A total of 130 patients with positive blood culture admitted to a single intensive care unit were recruited, and Th1 and Th2 cytokine concentrations, routine blood test results, procalcitonin and C-reactive protein concentrations, liver and kidney function test results and coagulation function were compared between G⁺ and G^- groups. Least absolute shrinkage and selection operator (LASSO) regression analysis was employed to optimize the selection of predictive variables by running cyclic coordinate descent and K-fold cross-validation (K = 10).
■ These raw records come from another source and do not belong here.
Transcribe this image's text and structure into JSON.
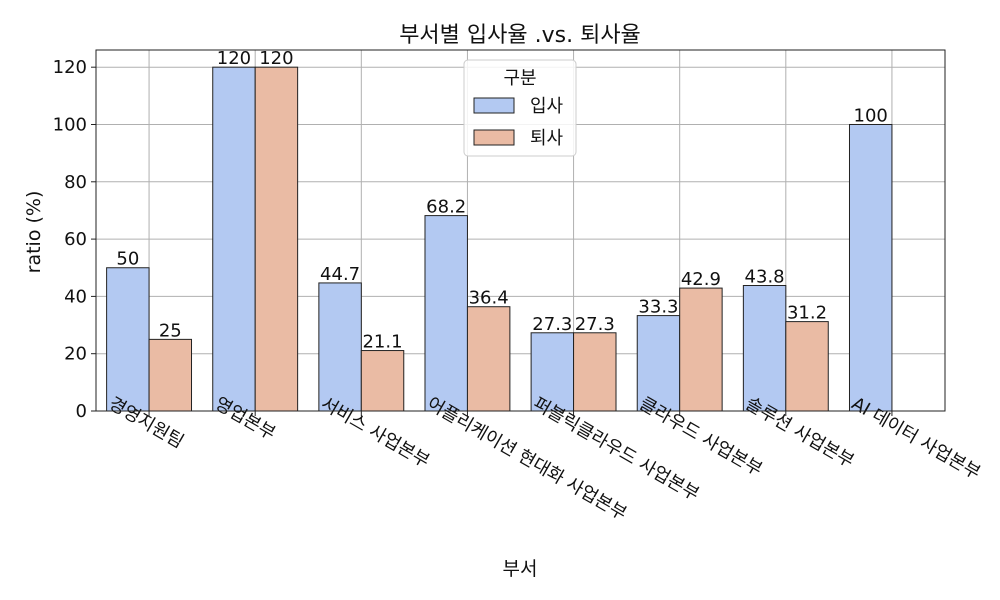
{
  "chart_data": {
    "type": "bar",
    "title": "부서별 입사율 .vs. 퇴사율",
    "xlabel": "부서",
    "ylabel": "ratio (%)",
    "ylim": [
      0,
      126
    ],
    "yticks": [
      0,
      20,
      40,
      60,
      80,
      100,
      120
    ],
    "grid": true,
    "legend": {
      "title": "구분",
      "placement": "top-center"
    },
    "categories": [
      "경영지원팀",
      "영업본부",
      "서비스 사업본부",
      "어플리케이션 현대화 사업본부",
      "퍼블릭클라우드 사업본부",
      "클라우드 사업본부",
      "솔루션 사업본부",
      "AI 데이터 사업본부"
    ],
    "series": [
      {
        "name": "입사",
        "color": "#b3c9f2",
        "values": [
          50,
          120,
          44.7,
          68.2,
          27.3,
          33.3,
          43.8,
          100
        ],
        "labels": [
          "50",
          "120",
          "44.7",
          "68.2",
          "27.3",
          "33.3",
          "43.8",
          "100"
        ]
      },
      {
        "name": "퇴사",
        "color": "#eabba4",
        "values": [
          25,
          120,
          21.1,
          36.4,
          27.3,
          42.9,
          31.2,
          0
        ],
        "labels": [
          "25",
          "120",
          "21.1",
          "36.4",
          "27.3",
          "42.9",
          "31.2",
          ""
        ]
      }
    ]
  }
}
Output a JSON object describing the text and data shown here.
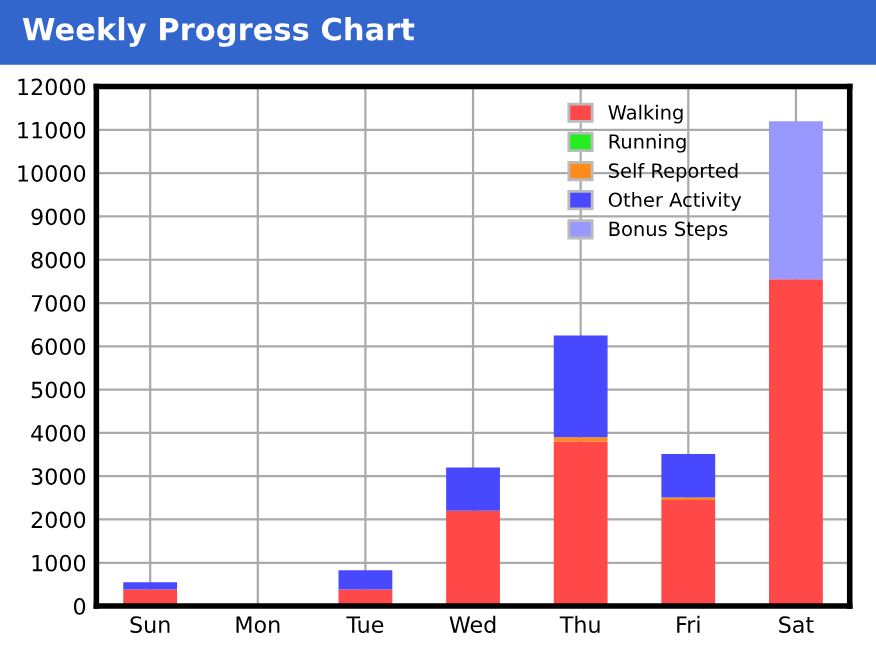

The predictive variables selected by LASSO regression analysis were then included in multivariate logistic regression analysis to establish a prediction model. A nomogram was also constructed based on the prediction model. Calibration chart, receiver operating characteristic curve and decision curve analysis were adopted for validating the prediction model.

Research results

Age, plasma interleukin 6 (IL-6) concentration and plasma aspartate aminotransferase concentration were identified from 57 measured variables as potential factors distinguishing G⁺ from G^- infection by LASSO regression analysis. Inclusion of these three variables in a multivariate logistic regression model identified age and IL-6 as significant predictors. In receiver operating characteristic analysis, age and IL-6 yielded an area under the curve of 0.761, and distinguished G⁺ from G^- infection with a specificity of 0.756 and a sensitivity of 0.692. Serum IL-6 and IL-10 levels were upregulated by more than ten-fold from baseline in the G^- bacteremia group but by less than ten-fold in the G⁺ bacteremia group. The calibration curve of the model and Hosmer-Lemeshow test indicated good model fit (P > 0.05). When the decision curve analysis curve indicated a risk threshold probability between 0% and 68%, a nomogram could be applied in clinical settings.

Research conclusions

A simple prediction model distinguishing G^- from G⁺ bacteremia can be constructed based on reciprocal association with age and IL-6 level.

Research perspectives

Through the method of predicting pathogens, we can know that clinical preemptive treatment and relatively accurate use of antibiotics are beneficial to improve clinical outcomes. Through the method of predicting pathogens, we can know that clinical preemptive treatment and relatively accurate use of antibiotics are beneficial to improve clinical outcomes.